La crisi investe tutta l’Europa. La crisi di potenza non è solo nel Mediterraneo. Come una metafora delle radici greco-cristiane e quindi nord-africane dell’Europa come civiltà, il vuoto di potenza si trasferisce anche in quella che Federico Chabod chiamava l’Europa del Nord (la Scizia), ossia le terre che poi furono l’impero carolingio e i Paesi scandinavi, diverse dall’Europa come la intendeva la sapienza greca. Anche lì il conflitto tra centro e periferia esplode e non solo in Italia e in Spagna in forme più o meno evidenti. Una Merkel stremata e al tramonto deve imporsi come può ai Länder riluttanti dinanzi alle sue proposte di lockdown.
Che succede? È la crisi organica. Nessun Governo europeo ha più la capacità di includere il popolo nelle sue decisioni. Dobbiamo tentare l’impossibile? No, forse occorrerebbe avere un briciolo di inventiva istituzionale nel rispetto costituzionale.
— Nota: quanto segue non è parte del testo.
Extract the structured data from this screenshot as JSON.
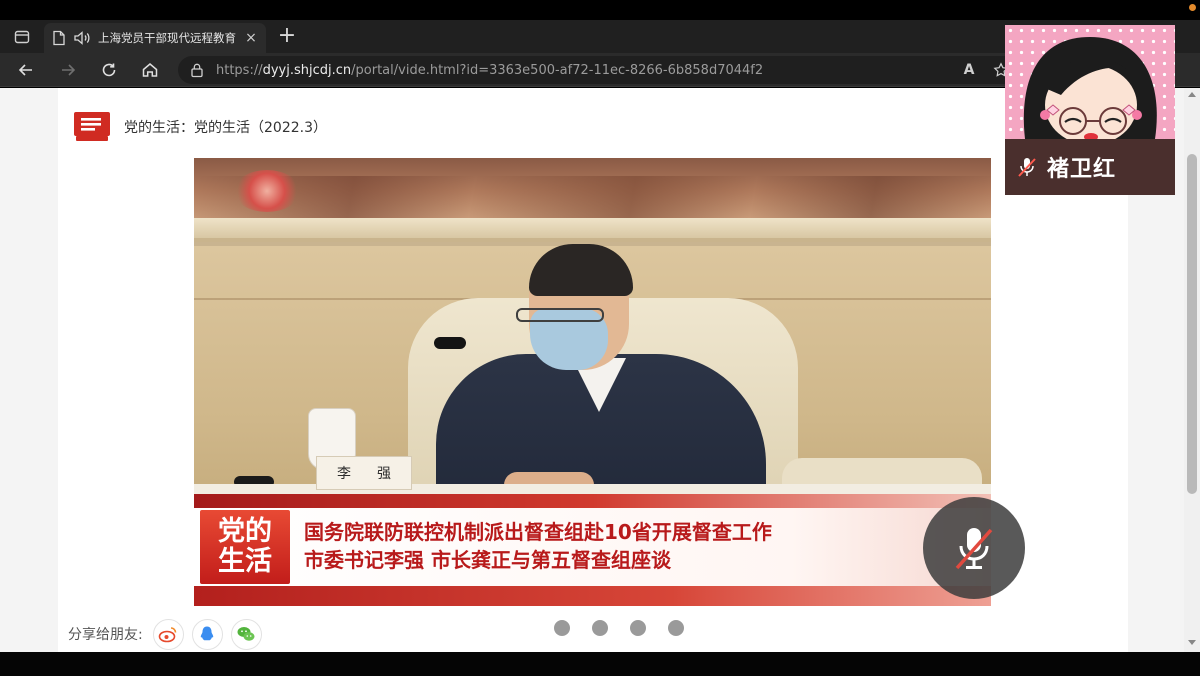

Le Regioni, nonostante tutto, ossia nonostante alcuni loro governatori dominati dalla hybris del dominio, sono ancora, con i comuni, le istituzioni più prossime al territorio: le regioni sono il centro che si fa supplire (la famosa sussidiarietà dove è finita?) dalla periferia governante.
Perché, dunque, in guisa bipartisan, quattro governatori geograficamente strategici non son chiamati come ministri senza portafoglio e come vicepresidenti a sedere nel Governo? Nel Governo così com’è, senza rimpasti e manuali Cencelli, ma solo sotto la spinta della disgregazione che avanza e che ha come manifestazione il distacco sempre crescente tra cittadini e istituzioni. Nella pandemia l’Italia non può più permetterselo.